High-availability and Azure SQL Database

Azure SQL Database is highly available database Platform as a Service that guarantees that your database is up and running 99.99% of time, without worrying about maintenance and downtimes. This is a fully managed SQL Server Database Engine process hosted in the Azure cloud that ensures that your SQL Server database is always upgraded/patched without affecting your workload. Azure SQL Database can quickly recover even in the most critical circumstances ensuring that your data is always available.

Azure platform fully manages every Azure SQL Database and guarantees no data loss and a high percentage of data availability. Azure automatically handles patching, backups, replication, failure detection, underlying potential hardware, software or network failures, deploying bug fixes, failovers, database upgrades, and other maintenance tasks. SQL Server engineers have implemented the best-known practices, ensuring that all the maintenance operations are completed in less than 0.01% time of your database life. This architecture is designed to ensure that committed data is never lost and that maintenance operations are performed without affecting workload. There are no maintenance windows or downtimes that should require you to stop the workload while the database is upgraded or maintained. Built-in high availability in Azure SQL Database guarantees that database will never be single point of failure in your software architecture.

Azure SQL Database is based on SQL Server Database Engine architecture that is adjusted for the cloud environment in order to ensure 99.99% availability even in the cases of infrastructure failures. There are two high-availability architectural models that are used in Azure SQL Database (both of them ensuring 99.99% availability):

  • Standard/general purpose model that is based on a separation of compute and storage. This architectural model relies on high availability and reliability of storage tier, but it might have some potential performance degradation during maintenance activities.
  • Premium/business critical model that is based on a cluster of database engine processes. This architectural model relies on a fact that there is always a quorum of available database engine nodes and has minimal performance impact on your workload even during maintenance activities.

Azure upgrades and patches underlying operating system, drivers, and SQL Server Database Engine transparently with the minimal down-time for end users. Azure SQL Database runs on the latest stable version of SQL Server Database Engine and Windows OS, and most of the users would not notice that the upgrades are performed continuously.

Standard/General Purpose availability

Standard availability refers to 99.99% SLA that is applied in Standard/Basic/General Purpose tiers. High availability in this architectural model is achieved by separation of compute and storage layers and the replication of data in the storage tier.

The following figure shows four nodes in standard architectural model with the separated compute and storage layers.

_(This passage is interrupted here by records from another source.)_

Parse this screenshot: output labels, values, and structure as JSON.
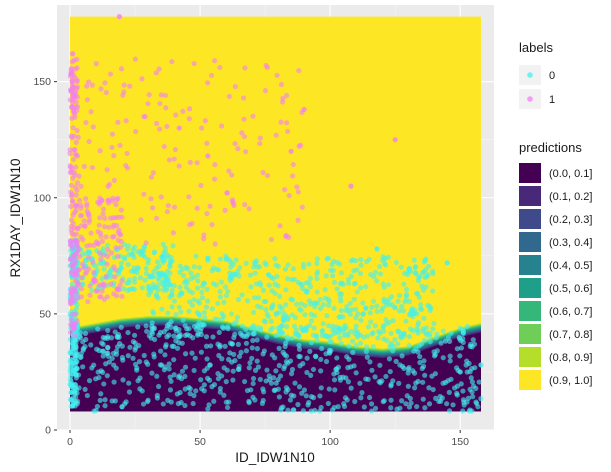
{
  "chart_data": {
    "type": "heatmap",
    "xlabel": "ID_IDW1N10",
    "ylabel": "RX1DAY_IDW1N10",
    "xlim": [
      -5,
      163
    ],
    "ylim": [
      0,
      183
    ],
    "x_ticks": [
      0,
      50,
      100,
      150
    ],
    "y_ticks": [
      0,
      50,
      100,
      150
    ],
    "grid": true,
    "legend_position": "right",
    "labels_legend": {
      "title": "labels",
      "entries": [
        {
          "label": "0",
          "color": "#42f0f0"
        },
        {
          "label": "1",
          "color": "#f47ef4"
        }
      ]
    },
    "predictions_legend": {
      "title": "predictions",
      "entries": [
        {
          "label": "(0.0, 0.1]",
          "color": "#440154"
        },
        {
          "label": "(0.1, 0.2]",
          "color": "#482878"
        },
        {
          "label": "(0.2, 0.3]",
          "color": "#3e4a89"
        },
        {
          "label": "(0.3, 0.4]",
          "color": "#31688e"
        },
        {
          "label": "(0.4, 0.5]",
          "color": "#26828e"
        },
        {
          "label": "(0.5, 0.6]",
          "color": "#1f9e89"
        },
        {
          "label": "(0.6, 0.7]",
          "color": "#35b779"
        },
        {
          "label": "(0.7, 0.8]",
          "color": "#6ece58"
        },
        {
          "label": "(0.8, 0.9]",
          "color": "#b5de2b"
        },
        {
          "label": "(0.9, 1.0]",
          "color": "#fde725"
        }
      ]
    },
    "prediction_surface": {
      "x_range": [
        0,
        158
      ],
      "y_range": [
        8,
        178
      ],
      "background_level": "(0.9, 1.0]",
      "low_region_boundary": [
        [
          0,
          40
        ],
        [
          10,
          42
        ],
        [
          20,
          44
        ],
        [
          30,
          45
        ],
        [
          40,
          45
        ],
        [
          50,
          44
        ],
        [
          60,
          43
        ],
        [
          70,
          40
        ],
        [
          80,
          37
        ],
        [
          90,
          35
        ],
        [
          100,
          34
        ],
        [
          110,
          32
        ],
        [
          120,
          31
        ],
        [
          130,
          32
        ],
        [
          140,
          36
        ],
        [
          150,
          40
        ],
        [
          158,
          42
        ]
      ]
    },
    "series": [
      {
        "name": "0",
        "color": "#42f0f0",
        "clusters": [
          {
            "x_range": [
              0,
              3
            ],
            "y_range": [
              10,
              82
            ],
            "count": 220
          },
          {
            "x_range": [
              2,
              40
            ],
            "y_range": [
              60,
              80
            ],
            "count": 160
          },
          {
            "x_range": [
              30,
              140
            ],
            "y_range": [
              40,
              75
            ],
            "count": 520
          },
          {
            "x_range": [
              0,
              158
            ],
            "y_range": [
              8,
              45
            ],
            "count": 620
          }
        ],
        "points": [
          [
            145,
            72
          ],
          [
            158,
            28
          ],
          [
            150,
            25
          ],
          [
            118,
            78
          ],
          [
            20,
            10
          ]
        ]
      },
      {
        "name": "1",
        "color": "#f47ef4",
        "clusters": [
          {
            "x_range": [
              0,
              3
            ],
            "y_range": [
              40,
              160
            ],
            "count": 160
          },
          {
            "x_range": [
              2,
              20
            ],
            "y_range": [
              55,
              100
            ],
            "count": 120
          },
          {
            "x_range": [
              2,
              90
            ],
            "y_range": [
              80,
              160
            ],
            "count": 170
          }
        ],
        "points": [
          [
            19,
            178
          ],
          [
            1,
            162
          ],
          [
            53,
            118
          ],
          [
            85,
            120
          ],
          [
            108,
            105
          ],
          [
            125,
            125
          ],
          [
            90,
            138
          ],
          [
            42,
            130
          ]
        ]
      }
    ]
  }
}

Separation of compute and storage

In the standard availability model there are two layers:

  • A stateless compute layer that is running the sqlserver.exe process and contains only transient and cached data (for example – plan cache, buffer pool, column store pool). This stateless SQL Server node is operated by Azure Service Fabric that initializes process, controls health of the node, and performs failover to another place if necessary.
  • A stateful data layer with database files (.mdf/.ldf) that are stored in Azure Premium Storage Disks. Azure Storage guarantees that there will be no data loss of any record that is placed in any database file. Azure Storage has built-in data availability/redundancy that ensures that every record in log file or page in data file will be preserved even if SQL Server process crashes.

Whenever database engine or operating system is upgraded, some part of underlying infrastructure fails, or if some critical issue is detected in Sql Server process, Azure Service Fabric will move the stateless SQL Server process to another stateless compute node. There is a set of spare nodes that is waiting to run new compute service in case of failover in order to minimize failover time. Data in Azure Storage layer is not affected, and data/log files are attached to newly initialized SQL Server process. Expected failover time can be measured in seconds. This process guarantees 99.99% availability, but it might have some performance impacts on heavy workload that is running due to transition time and the fact the new SQL Server node starts with cold cache.

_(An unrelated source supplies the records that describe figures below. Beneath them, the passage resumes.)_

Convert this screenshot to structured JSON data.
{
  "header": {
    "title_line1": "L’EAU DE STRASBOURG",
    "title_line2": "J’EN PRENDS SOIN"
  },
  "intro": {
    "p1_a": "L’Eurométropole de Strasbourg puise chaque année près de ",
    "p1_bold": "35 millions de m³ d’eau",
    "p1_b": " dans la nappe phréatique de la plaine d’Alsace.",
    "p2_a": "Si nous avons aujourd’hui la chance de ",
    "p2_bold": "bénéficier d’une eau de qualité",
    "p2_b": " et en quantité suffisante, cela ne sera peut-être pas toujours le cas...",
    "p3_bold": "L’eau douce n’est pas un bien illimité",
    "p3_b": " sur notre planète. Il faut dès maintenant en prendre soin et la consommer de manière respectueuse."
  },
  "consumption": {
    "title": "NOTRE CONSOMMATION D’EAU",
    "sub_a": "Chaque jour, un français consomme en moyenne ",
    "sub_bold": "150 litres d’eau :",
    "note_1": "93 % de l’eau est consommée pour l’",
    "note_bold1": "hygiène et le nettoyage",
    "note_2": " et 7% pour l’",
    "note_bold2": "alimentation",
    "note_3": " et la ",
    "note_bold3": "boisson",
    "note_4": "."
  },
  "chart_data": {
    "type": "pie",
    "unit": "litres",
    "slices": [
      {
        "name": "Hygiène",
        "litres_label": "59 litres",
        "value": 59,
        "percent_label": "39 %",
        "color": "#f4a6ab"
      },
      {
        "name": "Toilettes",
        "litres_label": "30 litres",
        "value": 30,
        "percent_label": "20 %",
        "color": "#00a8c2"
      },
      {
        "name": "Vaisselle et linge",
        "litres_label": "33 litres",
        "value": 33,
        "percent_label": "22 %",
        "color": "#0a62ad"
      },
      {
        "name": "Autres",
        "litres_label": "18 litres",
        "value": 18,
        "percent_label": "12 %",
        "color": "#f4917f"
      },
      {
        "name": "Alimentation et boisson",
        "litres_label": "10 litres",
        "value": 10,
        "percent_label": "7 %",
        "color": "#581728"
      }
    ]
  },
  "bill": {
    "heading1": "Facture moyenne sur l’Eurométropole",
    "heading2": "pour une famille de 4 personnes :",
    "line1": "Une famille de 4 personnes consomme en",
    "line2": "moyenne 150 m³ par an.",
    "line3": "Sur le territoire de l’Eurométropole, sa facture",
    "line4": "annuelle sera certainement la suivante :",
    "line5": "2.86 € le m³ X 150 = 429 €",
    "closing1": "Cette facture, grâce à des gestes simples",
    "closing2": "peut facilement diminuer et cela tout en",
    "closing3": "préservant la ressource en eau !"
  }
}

Premium/Business Critical availability

Premium availability is enabled in Premium tier of Azure SQL Database and it is designed for intensive workloads that cannot tolerate any performance impact due to the ongoing maintenance operations.

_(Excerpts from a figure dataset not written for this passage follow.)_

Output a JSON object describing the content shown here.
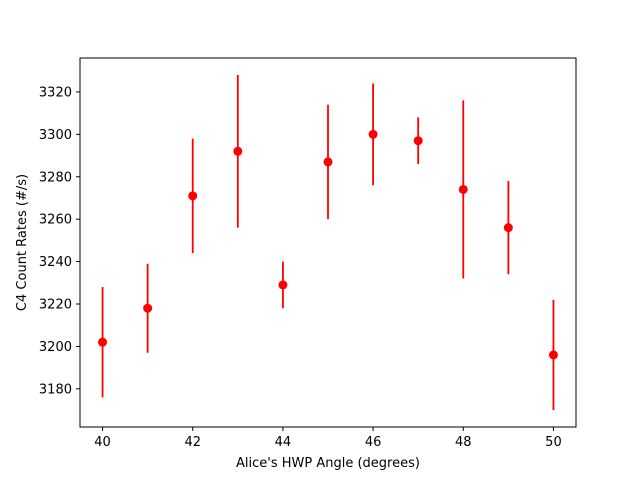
{
  "chart_data": {
    "type": "scatter",
    "title": "",
    "xlabel": "Alice's HWP Angle (degrees)",
    "ylabel": "C4 Count Rates (#/s)",
    "xlim": [
      39.5,
      50.5
    ],
    "ylim": [
      3162,
      3336
    ],
    "xticks": [
      40,
      42,
      44,
      46,
      48,
      50
    ],
    "yticks": [
      3180,
      3200,
      3220,
      3240,
      3260,
      3280,
      3300,
      3320
    ],
    "grid": false,
    "marker_color": "#ff0000",
    "series": [
      {
        "x": [
          40,
          41,
          42,
          43,
          44,
          45,
          46,
          47,
          48,
          49,
          50
        ],
        "y": [
          3202,
          3218,
          3271,
          3292,
          3229,
          3287,
          3300,
          3297,
          3274,
          3256,
          3196
        ],
        "yerr": [
          26,
          21,
          27,
          36,
          11,
          27,
          24,
          11,
          42,
          22,
          26
        ]
      }
    ]
  }
}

In the premium model, Azure SQL database integrates compute and storage on the single node. High availability in this architectural model is achieved by replication of compute (SQL Server Database Engine process) and storage (locally attached SSD) deployed in 4-node Always On Availability Groups cluster.

Cluster of database engine nodes

Both the SQL Server Database Engine process and underlying mdf/ldf files are placed on the same node with locally attached SSD storage providing low latency to your workload. High availability is implemented using standard Always On Availability Groups. Every database is a cluster of database nodes with one primary database that is accessible for customer workload, and a three secondary processes containing copies of data. The primary node constantly pushes the changes to secondary nodes in order to ensure that the data is available on secondary replicas if the primary node crashes for any reason. Failover is handled by the SQL Server Database Engine – one secondary replica becomes the primary node and a new secondary replica is created to ensure enough nodes in the cluster. The workload is automatically redirected to the new primary node. Failover time is measured in milliseconds and the new primary instance is immediately ready to continue serving requests.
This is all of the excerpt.